L’interramento dei Navigli iniziò sul finire dell’Ottocento ma la chiusura della Cerchia Interna, che di fatto sancì l’interruzione del sistema di navigazione fluviale della Lombardia occidentale, fu decisa dal fascismo. I lavori iniziarono nel 1929 per concludersi l’anno successivo.

«Non è vero che i Navigli furono chiusi per ragioni sanitarie – racconta Roberto Biscardini, architetto e presidente dell’associazione “Riaprire i Navigli” – già da molti anni la città aveva un piano regolatore e molte condotte fognarie erano state realizzate, altrimenti non si spiega come nelle foto di inizio Novecento nei navigli si pesca, si fa il bagno, si lavano i panni. Le ragioni furono altre: la spinta dei proprietari immobiliari prevalse su flebili pareri contrari, e la possibilità offerta dal regime di costruire moderne residenze in fregio alla strada prevalse su tutto».
C’era il fascismo, è vero, con l’arbitrarietà delle sue decisioni e la spinta positivista, ma c’era anche la coda della seconda rivoluzione industriale e l’eredità culturale del futurismo, che aveva fatto del dinamismo e della velocità il centro del mondo. Le automobili erano sempre di più, e i Navigli ostacolavano la realizzazione di una moderna rete stradale.

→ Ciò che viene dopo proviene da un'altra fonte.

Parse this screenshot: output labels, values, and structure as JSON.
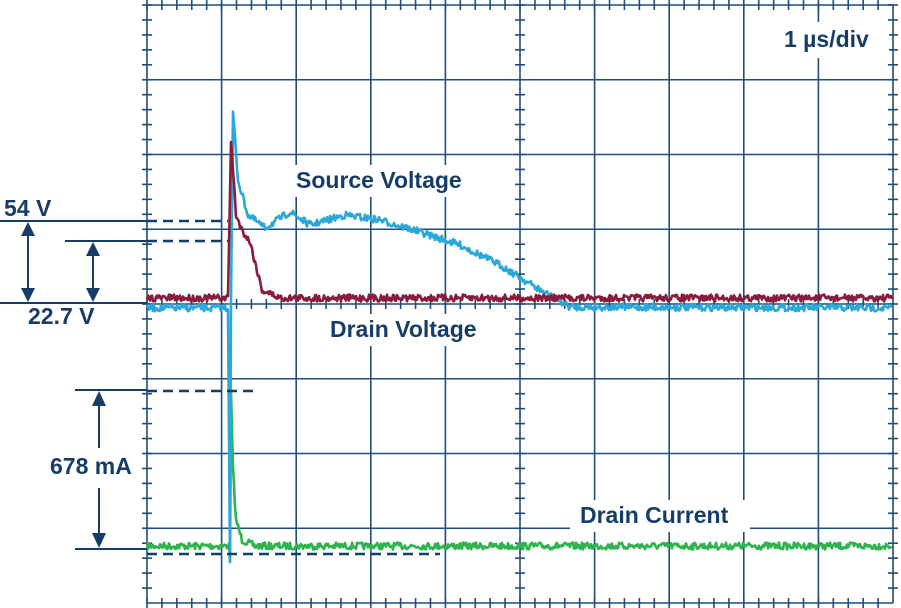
{
  "scale": "1 µs/div",
  "labels": {
    "source_voltage": "Source Voltage",
    "drain_voltage": "Drain Voltage",
    "drain_current": "Drain Current"
  },
  "annotations": {
    "upper_voltage": "54 V",
    "lower_voltage": "22.7 V",
    "current": "678 mA"
  }
}
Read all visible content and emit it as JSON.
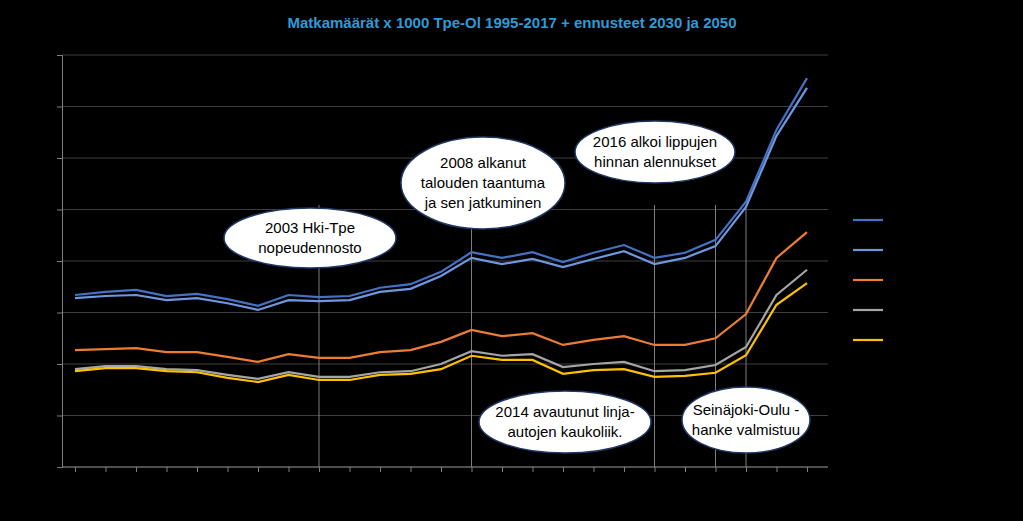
{
  "chart_data": {
    "type": "line",
    "title": "Matkamäärät x 1000 Tpe-Ol 1995-2017 + ennusteet 2030 ja 2050",
    "categories": [
      null,
      null,
      null,
      null,
      null,
      null,
      null,
      null,
      null,
      null,
      null,
      null,
      null,
      null,
      null,
      null,
      null,
      null,
      null,
      null,
      null,
      null,
      null,
      null,
      null
    ],
    "series": [
      {
        "color": "#4472c4",
        "values": [
          3.34,
          3.4,
          3.44,
          3.32,
          3.36,
          3.26,
          3.13,
          3.34,
          3.3,
          3.32,
          3.48,
          3.55,
          3.79,
          4.17,
          4.06,
          4.17,
          3.98,
          4.16,
          4.31,
          4.06,
          4.16,
          4.41,
          5.15,
          6.55,
          7.55
        ]
      },
      {
        "color": "#6f97e0",
        "values": [
          3.28,
          3.32,
          3.34,
          3.24,
          3.28,
          3.18,
          3.05,
          3.24,
          3.22,
          3.24,
          3.4,
          3.46,
          3.71,
          4.06,
          3.94,
          4.04,
          3.88,
          4.04,
          4.19,
          3.94,
          4.06,
          4.29,
          5.05,
          6.43,
          7.36
        ]
      },
      {
        "color": "#ed7d31",
        "values": [
          2.27,
          2.29,
          2.31,
          2.23,
          2.23,
          2.14,
          2.04,
          2.19,
          2.12,
          2.12,
          2.23,
          2.27,
          2.43,
          2.66,
          2.54,
          2.6,
          2.37,
          2.47,
          2.54,
          2.37,
          2.37,
          2.5,
          2.97,
          4.06,
          4.56
        ]
      },
      {
        "color": "#a5a5a5",
        "values": [
          1.9,
          1.96,
          1.96,
          1.9,
          1.88,
          1.79,
          1.71,
          1.84,
          1.75,
          1.75,
          1.84,
          1.86,
          2.0,
          2.25,
          2.16,
          2.19,
          1.94,
          2.0,
          2.04,
          1.86,
          1.88,
          1.98,
          2.33,
          3.34,
          3.83
        ]
      },
      {
        "color": "#ffc000",
        "values": [
          1.86,
          1.92,
          1.92,
          1.86,
          1.84,
          1.73,
          1.65,
          1.79,
          1.69,
          1.69,
          1.79,
          1.81,
          1.9,
          2.16,
          2.08,
          2.08,
          1.81,
          1.88,
          1.9,
          1.75,
          1.77,
          1.83,
          2.17,
          3.15,
          3.57
        ]
      }
    ],
    "ylim": [
      0,
      8
    ],
    "yticks": [
      0,
      1,
      2,
      3,
      4,
      5,
      6,
      7,
      8
    ],
    "grid": true,
    "tick_labels": false,
    "legend": "right",
    "annotations": [
      {
        "x": 8,
        "text": [
          "2003 Hki-Tpe",
          "nopeudennosto"
        ]
      },
      {
        "x": 13,
        "text": [
          "2008 alkanut",
          "talouden taantuma",
          "ja sen jatkuminen"
        ]
      },
      {
        "x": 21,
        "text": [
          "2016 alkoi lippujen",
          "hinnan alennukset"
        ]
      },
      {
        "x": 19,
        "text": [
          "2014 avautunut linja-",
          "autojen kaukoliik."
        ]
      },
      {
        "x": 22,
        "text": [
          "Seinäjoki-Oulu -",
          "hanke valmistuu"
        ]
      }
    ]
  }
}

La copertura della Martesana arrivò molti anni più tardi, e fu completata solo alla fine degli anni ’60.

I Navigli e la Darsena occupano buona parte dell’esposizione e anche l’immaginario di chi a Milano è nato o ci vive, ma nella città costruita su una dozzina di fiumi e torrenti (Lambro, Seveso e Olona i principali) l’acqua ha vissuto e vive sotto altre forme, che si ritrovano ritratte in altre sezioni della mostra.

Le fontane, ad esempio: chi non si è fermato almeno una volta a bere dalle verdi “vedovelle”, così chiamate perché il filo d’acqua perenne evoca il pianto di una vedova? In città oggi ne funzionano più di 400, e l’acqua che sgorga è di buona qualità.

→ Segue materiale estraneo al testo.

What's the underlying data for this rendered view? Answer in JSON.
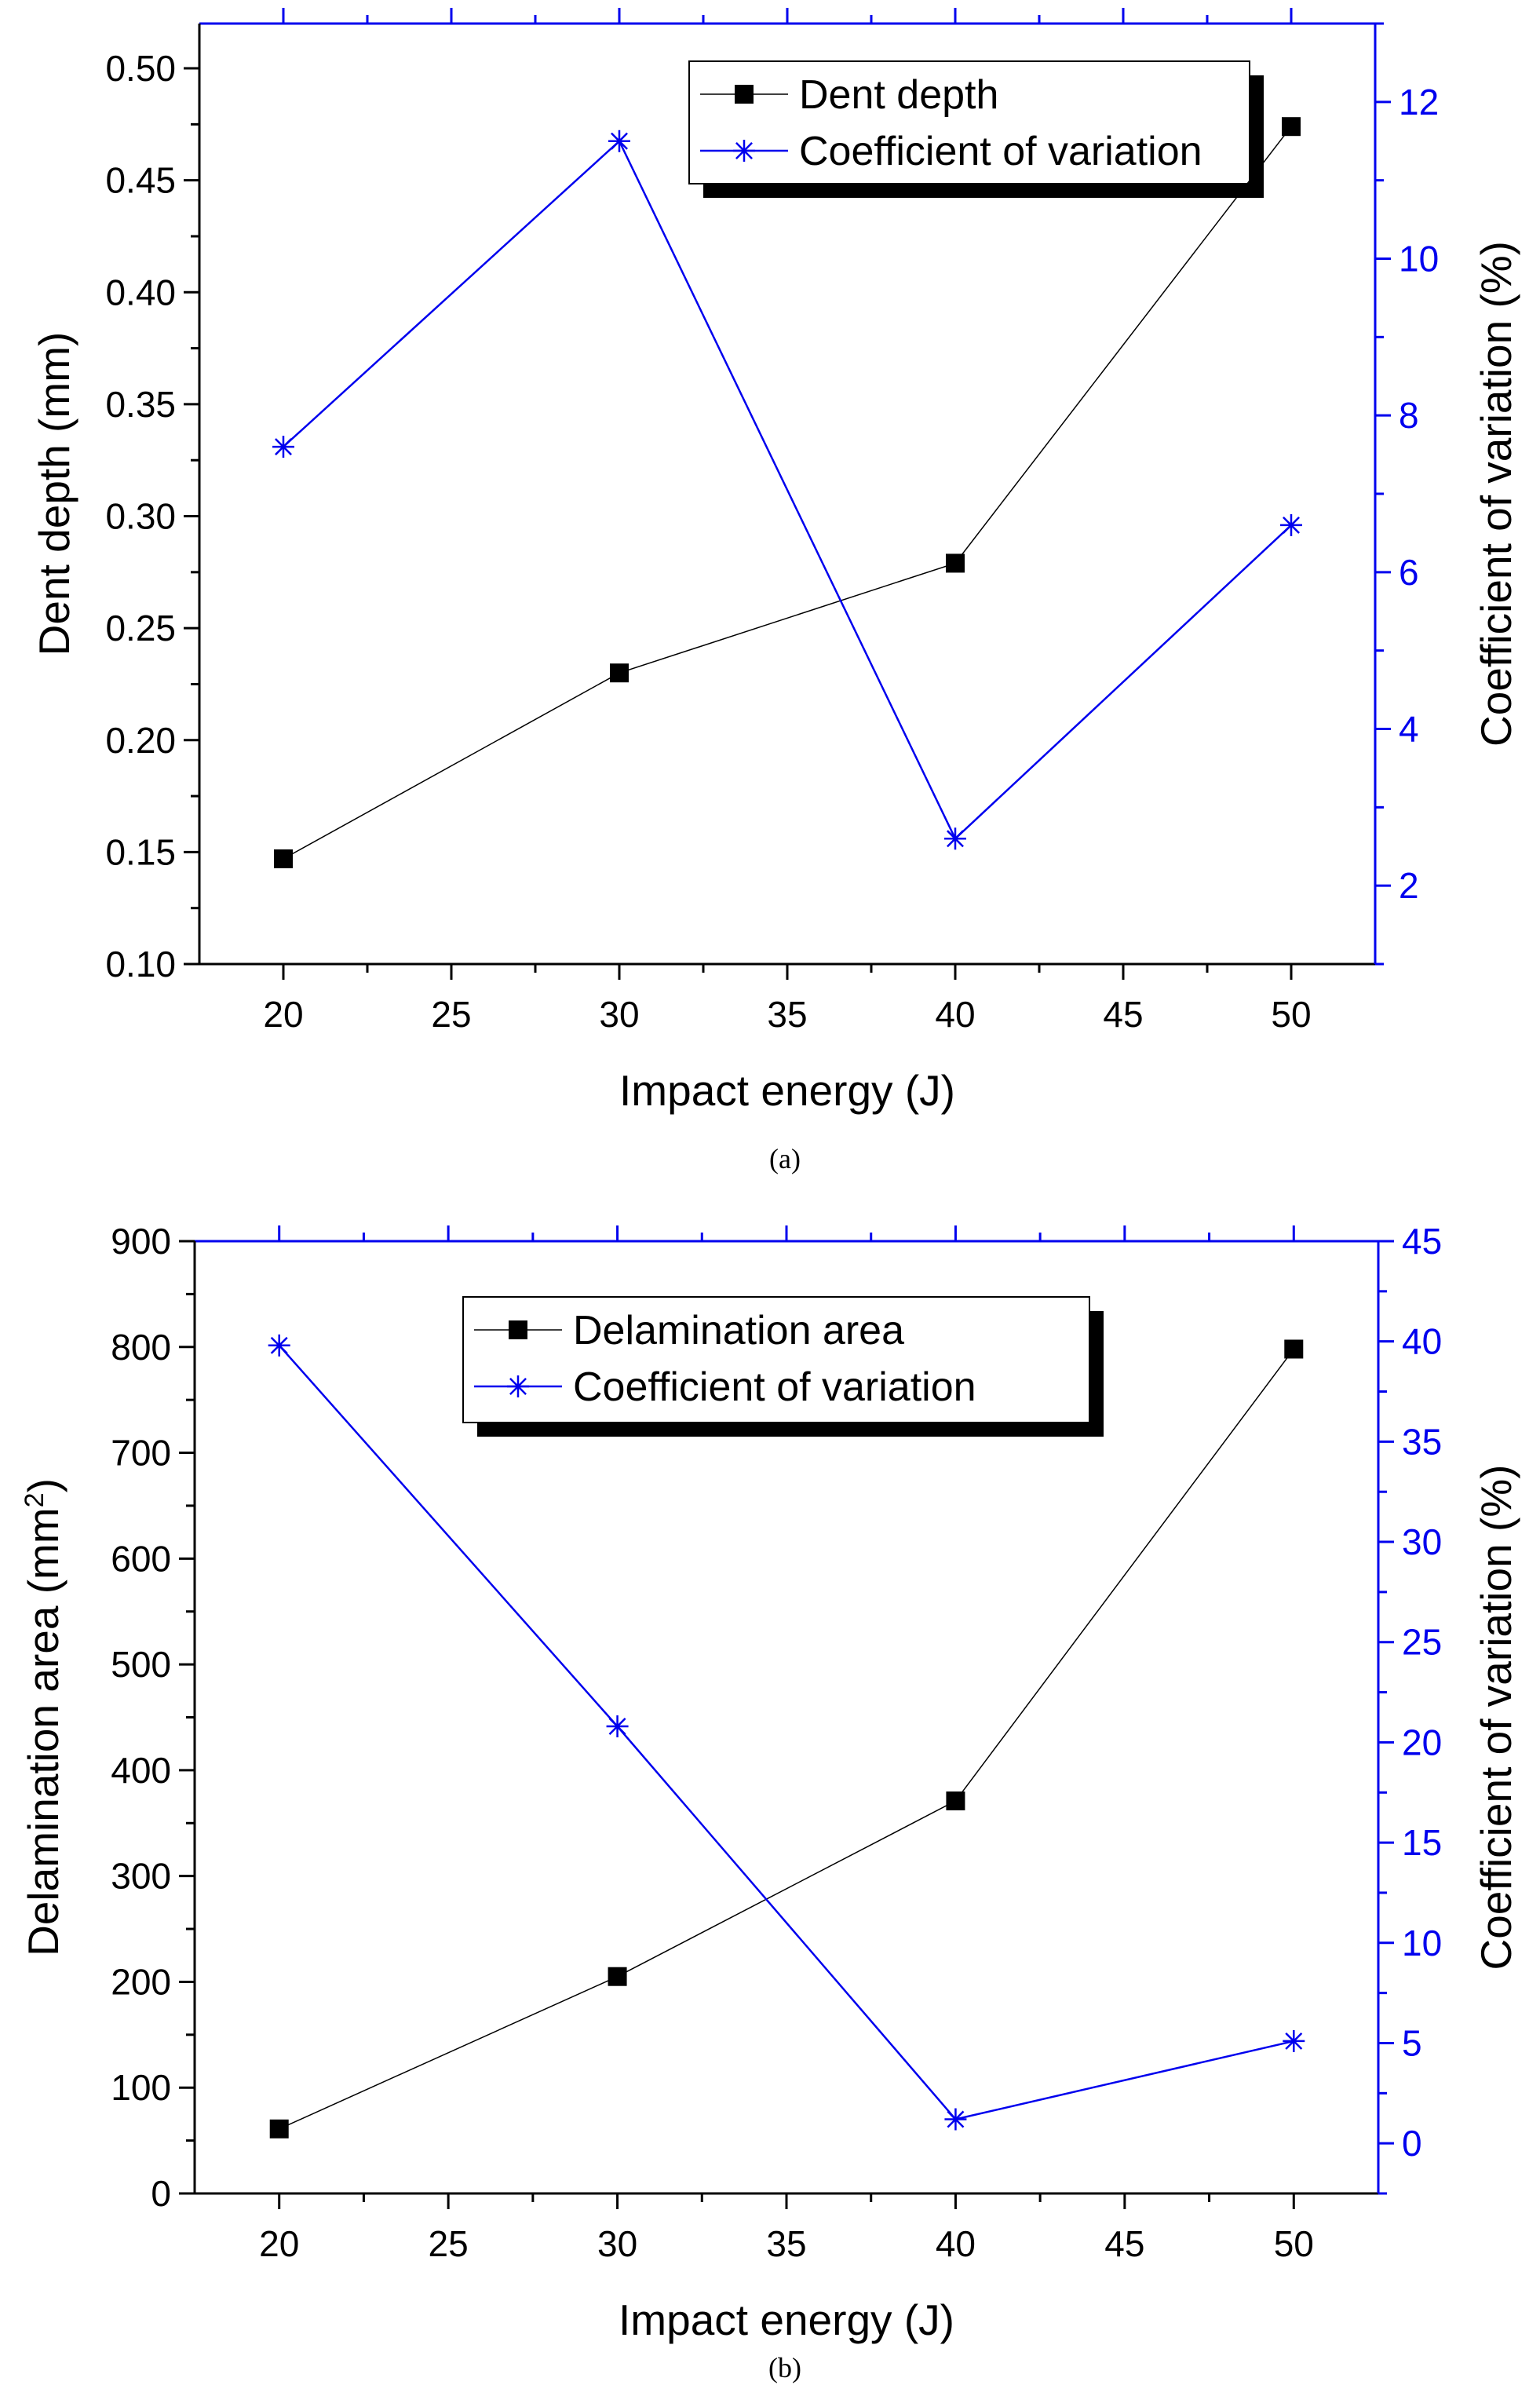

Del resto già nel 1288 Bonvesin De La Riva, autore del panegirico su Milano “De magnalibus urbi Mediolani”, scriveva: «in città vi sono sorgenti naturali, ottime da bersi per gli uomini, limpide, salubri, comode, mai asciutte per quanto secca sia la stagione, ed esse sono in tale abbondanza che pressoché in ogni casa è posta una bella fontana, chiamata anche “pozzo d’acqua viva”».

Anche le fontane pubbliche non sono mai mancate, la cui costruzione fu incrementata a partire dagli anni ’20: Piazza Castello, piazza Giulio Cesare, San Francesco in via Moscova, piazza Bausan, le fontane della Triennale. Tutte videro la luce durante il ventennio, a conferma che il fascismo, da un lato, chiudeva i Navigli perché considerati “maleodoranti”, mentre dall’altro inaugurava fontane, bagni pubblici (quelli degli alberghi diurni “Cobianchi” e Porta Venezia, recentemente ristrutturati e riaperti al pubblico), piscine (parco Trotter, Cozzi, Caimi, Lido di Milano).

Così la propaganda fascista esaltava l’acqua, considerata simbolo di pulizia, di purezza e di rigenerazione.
Dello stesso periodo è il progetto dell’idroscalo, i cui lavori, iniziati nel 1928, si sono conclusi solo 10 anni dopo. Negli anni del primo, rapido sviluppo dell’aviazione, l’obiettivo originario era quello di dotare la città di un’area per gli ammaraggi degli idrovolanti, ma non servì praticamente mai per questa funzione. Nella mostra è esposta la fotografia dell’atterraggio di un Idrovolante Caproni 100, nel 1930, che secondo alcune fonti fu l’unico ammaraggio ufficiale nell’Idroscalo. Il bacino fu sempre usato dai canottieri per gli allenamenti e nel dopoguerra divenne teatro di varie manifestazioni sportive acquatiche (vela, kayak, sci d’acqua), nonché delle domeniche estive dei cittadini, fino ad essere presto battezzato “mare dei milanesi”.

Quell’acqua “ricacciata negli inferi”, per dirla con Stefano Galli, continua a vivere nelle fontane, nelle piscine e nelle viscere della città, posto che buona parte dei fiumi cittadini e dei Navigli continua a correre sotto l’asfalto, che infatti fanno capolino ogni volta che piove un po’ di più.

La mostra dell’associazione Spirale d’Idee risveglia la memoria storica della città e serve a ricordare che quel tesoro non è andato del tutto perduto. Chissà che Milano, sempre pronta a cambiare, a trasformarsi e talvolta a recuperarsi, non sia in grado di stupire ancora una volta.